In Warminster the outfit - often called the REME, 27 Command Workshop, ABRO and now DSG, employs just under 200 people but at its peak in the 1960s it employed more than 600.
DSG has several bases around the country employing 3,300 people - around a fifth of whom are expected to lose their jobs as a result of Tuesday's review.
Warminster is expected to escape most of the blood letting but Bovington in Dorset which specialises in tanks will be a major jobs loser.
It is unclear whether the land or just the business will be sold by the Government but the US source, Defense News, mentions two large companies in the story - BAE Systems and Lockheed-Martin - which could be interested in buying as they already have close links with DSG.
The company has an annual turnover of around 200 million pounds.
DSG were linked with another company last year but the deal fell through.
''I think they should leave the business as part of the state as in the long run we will all be losers financially as a result of this move,'' said Steve Dancey, a former chairman of Wiltshire's Defence working party.
'If it is sold off we will pay more and the only ones to benefit will be the spivs and gamblers in the City of London.''
American firms already hold a large percentage of UK defence contracts with KBR forming 50 per cent of Aspire Defence, the group given millions to fund the rebuild of the Salisbury Plain living accommodation.
They are correct - the official announcement below :
Spending Review 2010 - The Ministry of Defence
HM Treasury (National)
Over the course of the Spending Review period, the Ministry of Defence (MOD) will reduce resource spending by 8% in real terms, and reduce capital spending by 8% in real terms. The Department’s administration costs will also be reduced by 33%. The Department will make at least £4.3 billion of non-frontline savings, of which around £3 billion is planned from efficiency programmes, over the Spending Review period.
Ministry of Defence
1 In this table, Resource DEL excludes depreciation
The Department will manage these reductions by:
· reducing or deleting older or non-essential capabilities such as Harrier jets, Nimrod MRA4 maritime patrol aircraft and four Frigates;
· reductions of around 17,000 Service and 25,000 civilian personnel as set out in the SDSR;
· rationalising the defence estate including the sale of surplus land and buildings, likely to generate running cost savings across the estate of up to £350 million per year by 2014-15;
· selling telecommunications spectrum and corporate assets (including the Defence Support Group and the Marchwood Sea Mounting Centre), likely to raise in excess of £500 million over the Spending Review period;
· efficiencies and improvements in military training, including the use of estate for training and supporting infrastructure;
· savings from contract re-negotiations with the Defence industry;
· annual savings of over £300 million per year by 2014-15 from civilian and military allowances;
· reductions in commodity spend;
· implementing the successor deterrent Value for Money review.
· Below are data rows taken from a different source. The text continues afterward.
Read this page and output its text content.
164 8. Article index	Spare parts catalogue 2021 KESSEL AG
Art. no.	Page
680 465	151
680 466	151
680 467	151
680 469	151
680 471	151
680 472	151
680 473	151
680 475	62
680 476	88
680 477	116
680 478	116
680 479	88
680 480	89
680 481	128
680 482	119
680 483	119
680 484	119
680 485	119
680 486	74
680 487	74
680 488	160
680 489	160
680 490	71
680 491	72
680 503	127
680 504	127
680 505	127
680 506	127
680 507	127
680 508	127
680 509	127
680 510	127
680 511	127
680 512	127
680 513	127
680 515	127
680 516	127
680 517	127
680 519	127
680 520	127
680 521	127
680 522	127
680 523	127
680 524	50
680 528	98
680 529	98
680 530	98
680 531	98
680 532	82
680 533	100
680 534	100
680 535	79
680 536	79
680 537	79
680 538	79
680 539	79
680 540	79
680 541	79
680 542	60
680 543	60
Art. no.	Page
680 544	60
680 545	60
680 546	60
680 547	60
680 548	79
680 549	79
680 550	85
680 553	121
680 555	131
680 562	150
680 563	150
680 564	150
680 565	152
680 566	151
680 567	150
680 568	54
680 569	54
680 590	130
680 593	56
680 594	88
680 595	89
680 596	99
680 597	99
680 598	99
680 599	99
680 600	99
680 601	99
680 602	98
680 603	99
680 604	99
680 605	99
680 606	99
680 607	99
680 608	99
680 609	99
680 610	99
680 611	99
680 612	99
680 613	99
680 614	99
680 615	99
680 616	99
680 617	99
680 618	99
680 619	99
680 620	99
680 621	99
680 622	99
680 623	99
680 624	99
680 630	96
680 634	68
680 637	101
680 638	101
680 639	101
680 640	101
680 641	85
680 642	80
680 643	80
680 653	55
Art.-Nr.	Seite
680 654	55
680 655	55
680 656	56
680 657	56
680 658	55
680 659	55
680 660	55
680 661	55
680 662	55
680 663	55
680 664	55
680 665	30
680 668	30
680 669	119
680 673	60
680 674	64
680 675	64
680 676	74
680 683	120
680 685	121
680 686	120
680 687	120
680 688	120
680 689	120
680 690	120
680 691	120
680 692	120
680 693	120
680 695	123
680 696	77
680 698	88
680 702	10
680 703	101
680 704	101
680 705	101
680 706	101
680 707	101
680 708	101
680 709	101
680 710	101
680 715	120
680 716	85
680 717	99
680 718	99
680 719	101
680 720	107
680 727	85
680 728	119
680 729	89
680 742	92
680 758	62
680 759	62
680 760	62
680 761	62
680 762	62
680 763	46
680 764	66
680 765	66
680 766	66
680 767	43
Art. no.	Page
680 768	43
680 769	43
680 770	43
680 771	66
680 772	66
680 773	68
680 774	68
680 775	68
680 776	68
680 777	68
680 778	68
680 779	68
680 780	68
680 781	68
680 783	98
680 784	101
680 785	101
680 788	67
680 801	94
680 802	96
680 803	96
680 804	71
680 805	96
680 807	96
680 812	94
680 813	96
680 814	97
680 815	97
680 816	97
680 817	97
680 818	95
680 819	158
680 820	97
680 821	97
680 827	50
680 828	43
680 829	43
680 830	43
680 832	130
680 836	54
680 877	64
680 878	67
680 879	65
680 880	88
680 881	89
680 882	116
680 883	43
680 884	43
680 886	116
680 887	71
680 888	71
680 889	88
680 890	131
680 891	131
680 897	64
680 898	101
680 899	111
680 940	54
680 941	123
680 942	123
In addition to the above, the Department will be adopting the following ideas, suggested through the Spending Challenge process:
- civilianise Army Non-Regular Permanent Staff posts (NRPS) that do not need to be filled by military personnel freeing up servicemen and women from frontline roles.
- saving electricity from reducing unnecessary lighting across the Defence Estate
The Department will also deliver the capability priorities as agreed in the SDSR:
· new helicopters, strategic airlift, new armoured vehicles, and enhanced Special Forces capabilities;
· fleets of new hunter-killer submarines and multi-role destroyers;
· two new Queen Elizabeth class aircraft carriers;
· new fifth generation Joint Strike Fighters to complement the already world-beating Typhoon; and
· a contribution to a cross-government programme to meet increasing cyber threats.
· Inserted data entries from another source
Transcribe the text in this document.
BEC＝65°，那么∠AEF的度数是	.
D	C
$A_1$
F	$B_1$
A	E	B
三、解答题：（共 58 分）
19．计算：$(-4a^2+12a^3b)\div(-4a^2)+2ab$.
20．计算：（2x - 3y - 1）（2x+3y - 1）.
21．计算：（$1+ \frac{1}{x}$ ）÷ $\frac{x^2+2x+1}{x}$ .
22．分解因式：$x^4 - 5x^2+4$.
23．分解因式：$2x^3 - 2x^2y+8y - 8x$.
Defence Secretary Dr Liam Fox said:
“The SDSR has reshaped our Armed Forces to tackle future and emerging threats. We now also know how much money we will have to carry out the vital job of protecting Britain’s national security. This will enable us to bring defence policy, plans, commitments and resources into balance so that we can emerge with a coherent and affordable defence programme for the future.”